Sangeetha Pulapaka

There are two very different boards of education catering to the academic sector in India, and these are CBSE (Central Board of Secondary Education) and ICSE (Indian Certificate of Secondary Education).

Opting for a CBSE school has its own share of pros, and the biggest advantage is that all major competitive examinations in India are based on the CBSE syllabus. These examinations include the Joint Entrance Examination (IIT-JEE), the All India Engineering Entrance Examination (AIEEE) and the All India Pre Medical Test (AIPMT).
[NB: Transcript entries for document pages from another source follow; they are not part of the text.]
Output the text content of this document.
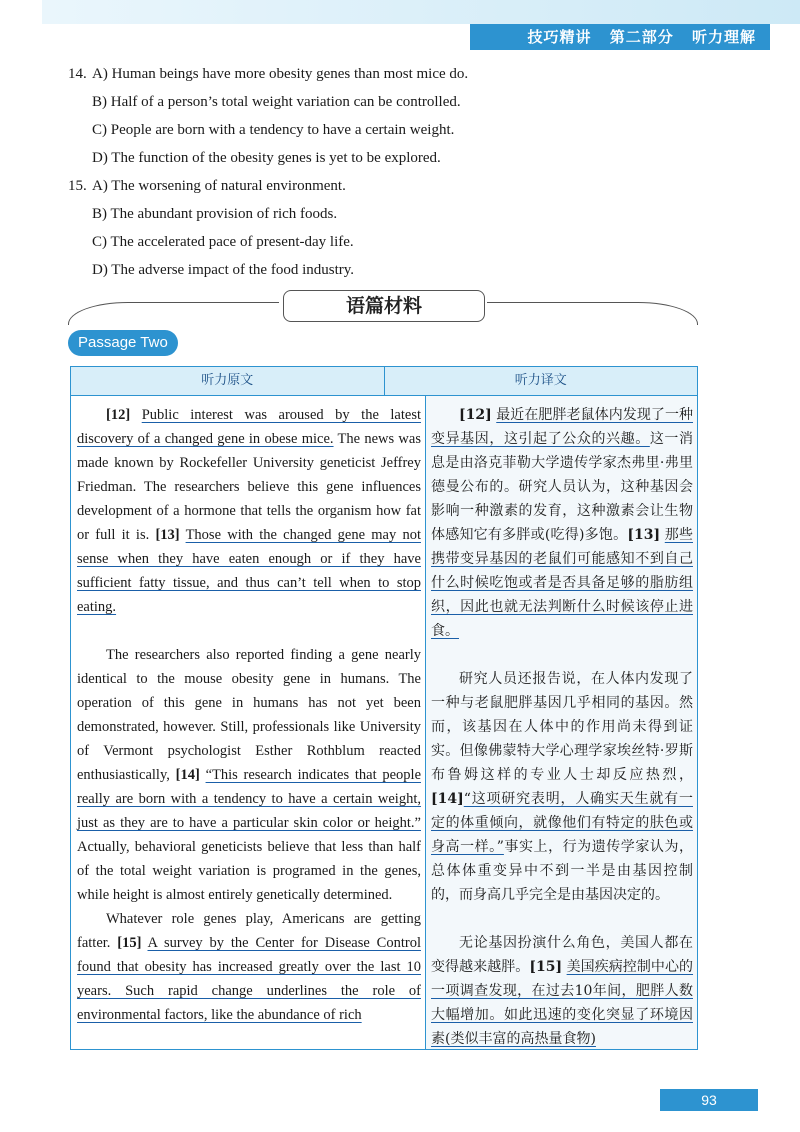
技巧精讲 第二部分 听力理解
14. A) Human beings have more obesity genes than most mice do.
B) Half of a person’s total weight variation can be controlled.
C) People are born with a tendency to have a certain weight.
D) The function of the obesity genes is yet to be explored.
15. A) The worsening of natural environment.
B) The abundant provision of rich foods.
C) The accelerated pace of present-day life.
D) The adverse impact of the food industry.
语篇材料
Passage Two
听力原文	听力译文

[12] Public interest was aroused by the latest discovery of a changed gene in obese mice. The news was made known by Rockefeller University geneticist Jeffrey Friedman. The researchers believe this gene influences development of a hormone that tells the organism how fat or full it is. [13] Those with the changed gene may not sense when they have eaten enough or if they have sufficient fatty tissue, and thus can’t tell when to stop eating.

The researchers also reported finding a gene nearly identical to the mouse obesity gene in humans. The operation of this gene in humans has not yet been demonstrated, however. Still, professionals like University of Vermont psychologist Esther Rothblum reacted enthusiastically, [14] “This research indicates that people really are born with a tendency to have a certain weight, just as they are to have a particular skin color or height.” Actually, behavioral geneticists believe that less than half of the total weight variation is programed in the genes, while height is almost entirely genetically determined.

Whatever role genes play, Americans are getting fatter. [15] A survey by the Center for Disease Control found that obesity has increased greatly over the last 10 years. Such rapid change underlines the role of environmental factors, like the abundance of rich

[12] 最近在肥胖老鼠体内发现了一种变异基因，这引起了公众的兴趣。这一消息是由洛克菲勒大学遗传学家杰弗里·弗里德曼公布的。研究人员认为，这种基因会影响一种激素的发育，这种激素会让生物体感知它有多胖或(吃得)多饱。[13] 那些携带变异基因的老鼠们可能感知不到自己什么时候吃饱或者是否具备足够的脂肪组织，因此也就无法判断什么时候该停止进食。

研究人员还报告说，在人体内发现了一种与老鼠肥胖基因几乎相同的基因。然而，该基因在人体中的作用尚未得到证实。但像佛蒙特大学心理学家埃丝特·罗斯布鲁姆这样的专业人士却反应热烈，[14]“这项研究表明，人确实天生就有一定的体重倾向，就像他们有特定的肤色或身高一样。”事实上，行为遗传学家认为，总体体重变异中不到一半是由基因控制的，而身高几乎完全是由基因决定的。

无论基因扮演什么角色，美国人都在变得越来越胖。[15] 美国疾病控制中心的一项调查发现，在过去10年间，肥胖人数大幅增加。如此迅速的变化突显了环境因素(类似丰富的高热量食物)

93
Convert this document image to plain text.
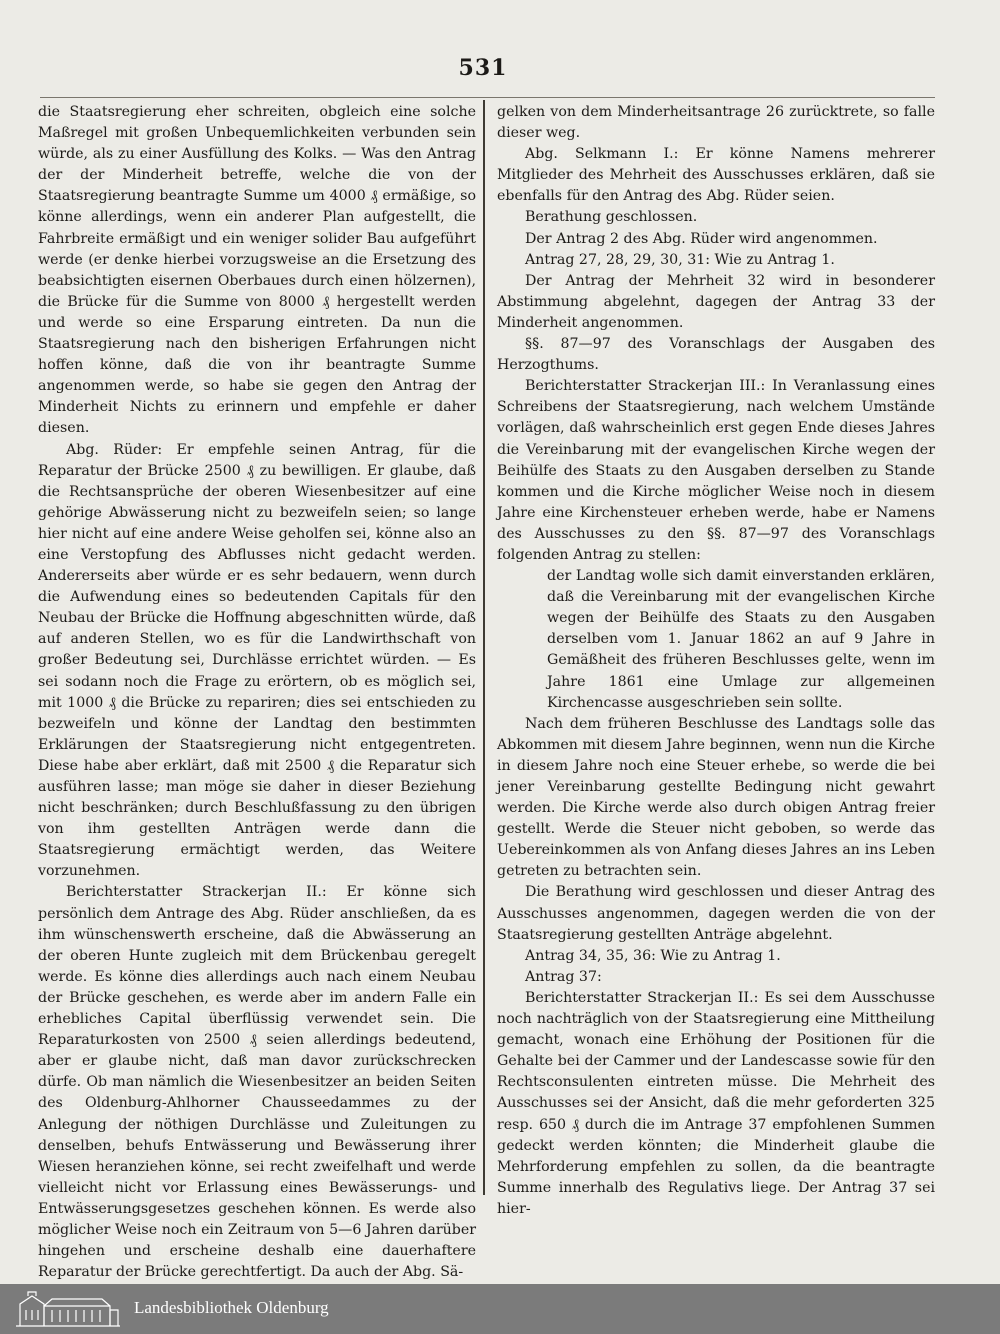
531

die Staatsregierung eher schreiten, obgleich eine solche Maßregel mit großen Unbequemlichkeiten verbunden sein würde, als zu einer Ausfüllung des Kolks. — Was den Antrag der der Minderheit betreffe, welche die von der Staatsregierung beantragte Summe um 4000 ₰ ermäßige, so könne allerdings, wenn ein anderer Plan aufgestellt, die Fahrbreite ermäßigt und ein weniger solider Bau aufgeführt werde (er denke hierbei vorzugsweise an die Ersetzung des beabsichtigten eisernen Oberbaues durch einen hölzernen), die Brücke für die Summe von 8000 ₰ hergestellt werden und werde so eine Ersparung eintreten. Da nun die Staatsregierung nach den bisherigen Erfahrungen nicht hoffen könne, daß die von ihr beantragte Summe angenommen werde, so habe sie gegen den Antrag der Minderheit Nichts zu erinnern und empfehle er daher diesen.

Abg. Rüder: Er empfehle seinen Antrag, für die Reparatur der Brücke 2500 ₰ zu bewilligen. Er glaube, daß die Rechtsansprüche der oberen Wiesenbesitzer auf eine gehörige Abwässerung nicht zu bezweifeln seien; so lange hier nicht auf eine andere Weise geholfen sei, könne also an eine Verstopfung des Abflusses nicht gedacht werden. Andererseits aber würde er es sehr bedauern, wenn durch die Aufwendung eines so bedeutenden Capitals für den Neubau der Brücke die Hoffnung abgeschnitten würde, daß auf anderen Stellen, wo es für die Landwirthschaft von großer Bedeutung sei, Durchlässe errichtet würden. — Es sei sodann noch die Frage zu erörtern, ob es möglich sei, mit 1000 ₰ die Brücke zu repariren; dies sei entschieden zu bezweifeln und könne der Landtag den bestimmten Erklärungen der Staatsregierung nicht entgegentreten. Diese habe aber erklärt, daß mit 2500 ₰ die Reparatur sich ausführen lasse; man möge sie daher in dieser Beziehung nicht beschränken; durch Beschlußfassung zu den übrigen von ihm gestellten Anträgen werde dann die Staatsregierung ermächtigt werden, das Weitere vorzunehmen.

Berichterstatter Strackerjan II.: Er könne sich persönlich dem Antrage des Abg. Rüder anschließen, da es ihm wünschenswerth erscheine, daß die Abwässerung an der oberen Hunte zugleich mit dem Brückenbau geregelt werde. Es könne dies allerdings auch nach einem Neubau der Brücke geschehen, es werde aber im andern Falle ein erhebliches Capital überflüssig verwendet sein. Die Reparaturkosten von 2500 ₰ seien allerdings bedeutend, aber er glaube nicht, daß man davor zurückschrecken dürfe. Ob man nämlich die Wiesenbesitzer an beiden Seiten des Oldenburg-Ahlhorner Chausseedammes zu der Anlegung der nöthigen Durchlässe und Zuleitungen zu denselben, behufs Entwässerung und Bewässerung ihrer Wiesen heranziehen könne, sei recht zweifelhaft und werde vielleicht nicht vor Erlassung eines Bewässerungs- und Entwässerungsgesetzes geschehen können. Es werde also möglicher Weise noch ein Zeitraum von 5—6 Jahren darüber hingehen und erscheine deshalb eine dauerhaftere Reparatur der Brücke gerechtfertigt. Da auch der Abg. Sä-

gelken von dem Minderheitsantrage 26 zurücktrete, so falle dieser weg.

Abg. Selkmann I.: Er könne Namens mehrerer Mitglieder des Mehrheit des Ausschusses erklären, daß sie ebenfalls für den Antrag des Abg. Rüder seien.

Berathung geschlossen.

Der Antrag 2 des Abg. Rüder wird angenommen.

Antrag 27, 28, 29, 30, 31: Wie zu Antrag 1.

Der Antrag der Mehrheit 32 wird in besonderer Abstimmung abgelehnt, dagegen der Antrag 33 der Minderheit angenommen.

§§. 87—97 des Voranschlags der Ausgaben des Herzogthums.

Berichterstatter Strackerjan III.: In Veranlassung eines Schreibens der Staatsregierung, nach welchem Umstände vorlägen, daß wahrscheinlich erst gegen Ende dieses Jahres die Vereinbarung mit der evangelischen Kirche wegen der Beihülfe des Staats zu den Ausgaben derselben zu Stande kommen und die Kirche möglicher Weise noch in diesem Jahre eine Kirchensteuer erheben werde, habe er Namens des Ausschusses zu den §§. 87—97 des Voranschlags folgenden Antrag zu stellen:

der Landtag wolle sich damit einverstanden erklären, daß die Vereinbarung mit der evangelischen Kirche wegen der Beihülfe des Staats zu den Ausgaben derselben vom 1. Januar 1862 an auf 9 Jahre in Gemäßheit des früheren Beschlusses gelte, wenn im Jahre 1861 eine Umlage zur allgemeinen Kirchencasse ausgeschrieben sein sollte.

Nach dem früheren Beschlusse des Landtags solle das Abkommen mit diesem Jahre beginnen, wenn nun die Kirche in diesem Jahre noch eine Steuer erhebe, so werde die bei jener Vereinbarung gestellte Bedingung nicht gewahrt werden. Die Kirche werde also durch obigen Antrag freier gestellt. Werde die Steuer nicht geboben, so werde das Uebereinkommen als von Anfang dieses Jahres an ins Leben getreten zu betrachten sein.

Die Berathung wird geschlossen und dieser Antrag des Ausschusses angenommen, dagegen werden die von der Staatsregierung gestellten Anträge abgelehnt.

Antrag 34, 35, 36: Wie zu Antrag 1.

Antrag 37:

Berichterstatter Strackerjan II.: Es sei dem Ausschusse noch nachträglich von der Staatsregierung eine Mittheilung gemacht, wonach eine Erhöhung der Positionen für die Gehalte bei der Cammer und der Landescasse sowie für den Rechtsconsulenten eintreten müsse. Die Mehrheit des Ausschusses sei der Ansicht, daß die mehr geforderten 325 resp. 650 ₰ durch die im Antrage 37 empfohlenen Summen gedeckt werden könnten; die Minderheit glaube die Mehrforderung empfehlen zu sollen, da die beantragte Summe innerhalb des Regulativs liege. Der Antrag 37 sei hier-

Landesbibliothek Oldenburg
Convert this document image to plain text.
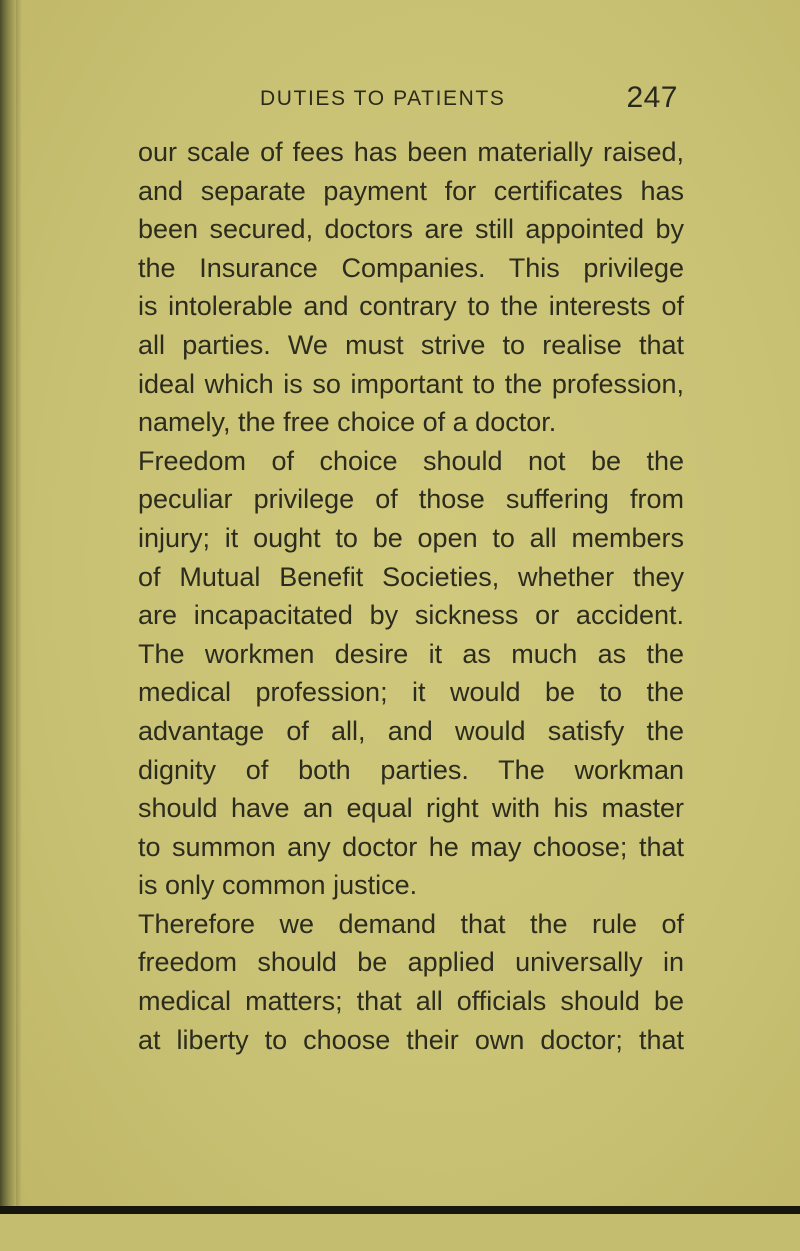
DUTIES TO PATIENTS	247
our scale of fees has been materially raised,
and separate payment for certificates has
been secured, doctors are still appointed by
the Insurance Companies. This privilege
is intolerable and contrary to the interests of
all parties. We must strive to realise that
ideal which is so important to the profession,
namely, the free choice of a doctor.
Freedom of choice should not be the
peculiar privilege of those suffering from
injury; it ought to be open to all members
of Mutual Benefit Societies, whether they
are incapacitated by sickness or accident.
The workmen desire it as much as the
medical profession; it would be to the
advantage of all, and would satisfy the
dignity of both parties. The workman
should have an equal right with his master
to summon any doctor he may choose; that
is only common justice.
Therefore we demand that the rule of
freedom should be applied universally in
medical matters; that all officials should be
at liberty to choose their own doctor; that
The CBSE syllabus is easier when compared to that of other boards, mainly due to fewer subjects and a more compact structure. Secondary subjects like Environmental Education are not compulsory under the CBSE syllabus. The subjects of Physics, Chemistry and Biology fall under the general umbrella of Science, and History, Geography and Civics fall under the spectrum of Social Sciences.The CBSE syllabus also does not lay as much emphasis on core English knowledge as its counterpart does, choosing to lay more importance on the disciplines of mathematics and science.

The syllabus followed by ICSE schools differs vastly from that followed in CBSE schools mainly in terms of content and volume. The board conducts an ICSE examination towards the end of tenth grade and an Indian School Certificate (ISC) examination towards the end of twelfth grade. Due to the emphasis laid on English in ICSE, students from this board may hold a slight edge over other students in exams like TOEFL.

Students may find the syllabus to be too extensive for their liking, as an average student practising under an ICSE board will face thirteen subjects/examinations during the sixth grade, when compared to the six subjects faced by the student’s counterpart in a CBSE affiliated school.